Seth Ackerman sethackerman1 at verizon.net
Mon Jul 28 16:49:30 PDT 2008


Dennis Claxton wrote:


> At 02:34 PM 7/28/2008, Seth Ackerman wrote:
>
>> Didn't MF analyze "power"?
>
>
> Questions like this and the references you've made to maybe getting a
> bad slant on Foucault from "Foucauldians" suggests you haven't read
> much of his stuff yourself.
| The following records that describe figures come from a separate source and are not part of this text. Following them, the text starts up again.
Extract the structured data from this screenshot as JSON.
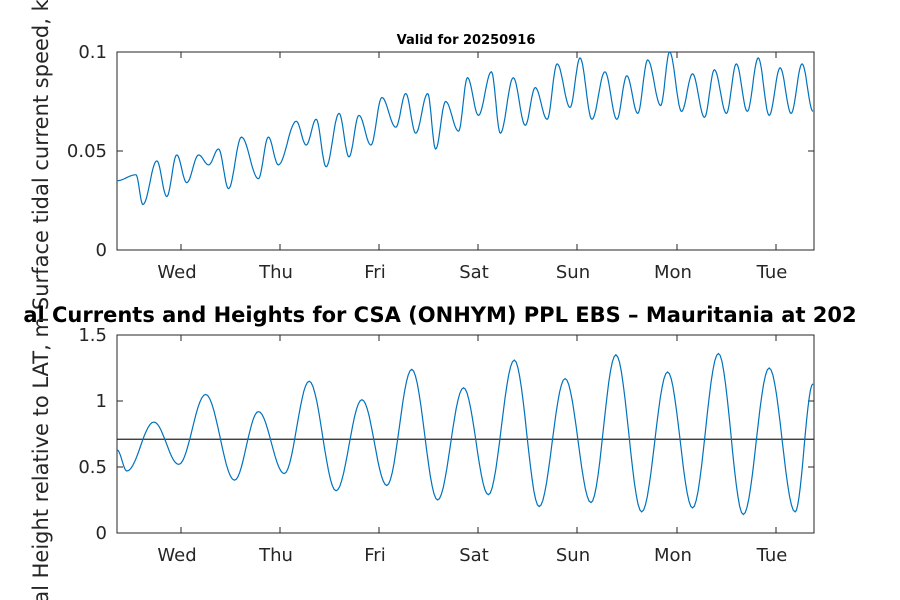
{
  "chart_data": [
    {
      "type": "line",
      "title": "Valid for 20250916",
      "ylabel": "Surface tidal current speed, kn",
      "xticklabels": [
        "Wed",
        "Thu",
        "Fri",
        "Sat",
        "Sun",
        "Mon",
        "Tue"
      ],
      "xlim": [
        0,
        7
      ],
      "ylim": [
        0,
        0.1
      ],
      "yticks": [
        0,
        0.05,
        0.1
      ],
      "yticklabels": [
        "0",
        "0.05",
        "0.1"
      ],
      "grid": false,
      "series": [
        {
          "color": "#0072BD",
          "x": [
            0.0,
            0.19,
            0.26,
            0.4,
            0.5,
            0.6,
            0.7,
            0.82,
            0.92,
            1.02,
            1.12,
            1.25,
            1.42,
            1.52,
            1.62,
            1.8,
            1.9,
            2.0,
            2.1,
            2.23,
            2.33,
            2.43,
            2.55,
            2.66,
            2.8,
            2.9,
            3.0,
            3.12,
            3.2,
            3.3,
            3.43,
            3.52,
            3.63,
            3.76,
            3.85,
            3.98,
            4.1,
            4.2,
            4.32,
            4.42,
            4.55,
            4.65,
            4.77,
            4.9,
            5.02,
            5.12,
            5.23,
            5.33,
            5.46,
            5.55,
            5.67,
            5.78,
            5.9,
            6.0,
            6.12,
            6.22,
            6.33,
            6.44,
            6.55,
            6.66,
            6.77,
            6.88,
            6.99
          ],
          "y": [
            0.035,
            0.038,
            0.023,
            0.045,
            0.027,
            0.048,
            0.034,
            0.048,
            0.043,
            0.051,
            0.031,
            0.057,
            0.036,
            0.057,
            0.043,
            0.065,
            0.053,
            0.066,
            0.042,
            0.069,
            0.047,
            0.068,
            0.053,
            0.077,
            0.062,
            0.079,
            0.059,
            0.079,
            0.051,
            0.075,
            0.06,
            0.087,
            0.068,
            0.09,
            0.059,
            0.087,
            0.063,
            0.082,
            0.066,
            0.094,
            0.072,
            0.097,
            0.066,
            0.09,
            0.066,
            0.088,
            0.069,
            0.096,
            0.073,
            0.1,
            0.07,
            0.089,
            0.067,
            0.091,
            0.069,
            0.094,
            0.07,
            0.097,
            0.068,
            0.092,
            0.069,
            0.094,
            0.07
          ]
        }
      ]
    },
    {
      "type": "line",
      "title": "al Currents and Heights for CSA (ONHYM) PPL EBS  – Mauritania at 202",
      "ylabel": "idal Height relative to LAT, m",
      "xticklabels": [
        "Wed",
        "Thu",
        "Fri",
        "Sat",
        "Sun",
        "Mon",
        "Tue"
      ],
      "xlim": [
        0,
        7
      ],
      "ylim": [
        0,
        1.5
      ],
      "yticks": [
        0,
        0.5,
        1,
        1.5
      ],
      "yticklabels": [
        "0",
        "0.5",
        "1",
        "1.5"
      ],
      "grid": false,
      "reference_line": 0.71,
      "series": [
        {
          "color": "#0072BD",
          "x": [
            0.0,
            0.1,
            0.37,
            0.62,
            0.89,
            1.18,
            1.42,
            1.68,
            1.93,
            2.2,
            2.46,
            2.71,
            2.96,
            3.22,
            3.48,
            3.73,
            3.99,
            4.24,
            4.5,
            4.76,
            5.01,
            5.27,
            5.53,
            5.78,
            6.04,
            6.29,
            6.55,
            6.81,
            6.99
          ],
          "y": [
            0.63,
            0.47,
            0.84,
            0.52,
            1.05,
            0.4,
            0.92,
            0.45,
            1.15,
            0.32,
            1.01,
            0.36,
            1.24,
            0.25,
            1.1,
            0.29,
            1.31,
            0.2,
            1.17,
            0.23,
            1.35,
            0.16,
            1.22,
            0.19,
            1.36,
            0.14,
            1.25,
            0.16,
            1.13
          ]
        }
      ]
    }
  ]
}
Is that the case?

Dennis, that was a rhetorical question.... But yes, I've read only v1 of History of Sexuality, the essay 'What is an author,' and a bunch of interviews, plus the bits and pieces I come across here. I never claimed to be a Foucault scholar.


>
>
>> For example, if you're examining, say, how madness or homosexuality
>> was defined by doctors or lawyers in a certain place and time and how
>> these definitions embedded themselves in discourse - how is that not
>> a history of medical culture or legal culture?
>
>
> Here's an answer from Foucault:
>
>> .. it is rather an enquiry whose aim is to rediscover on what basis
>> knowledge and theory became possible; within what space of order
>> knowledge is constituted... Such an enterprise is not so much a
>> history, in the traditional meaning of the word, as an "archaeology"
>> (Order, xxi-xxii).

I should probably quit while I'm behind here, but I think "the space of order in which knowledge is constituted" is quite a plausible definition of culture.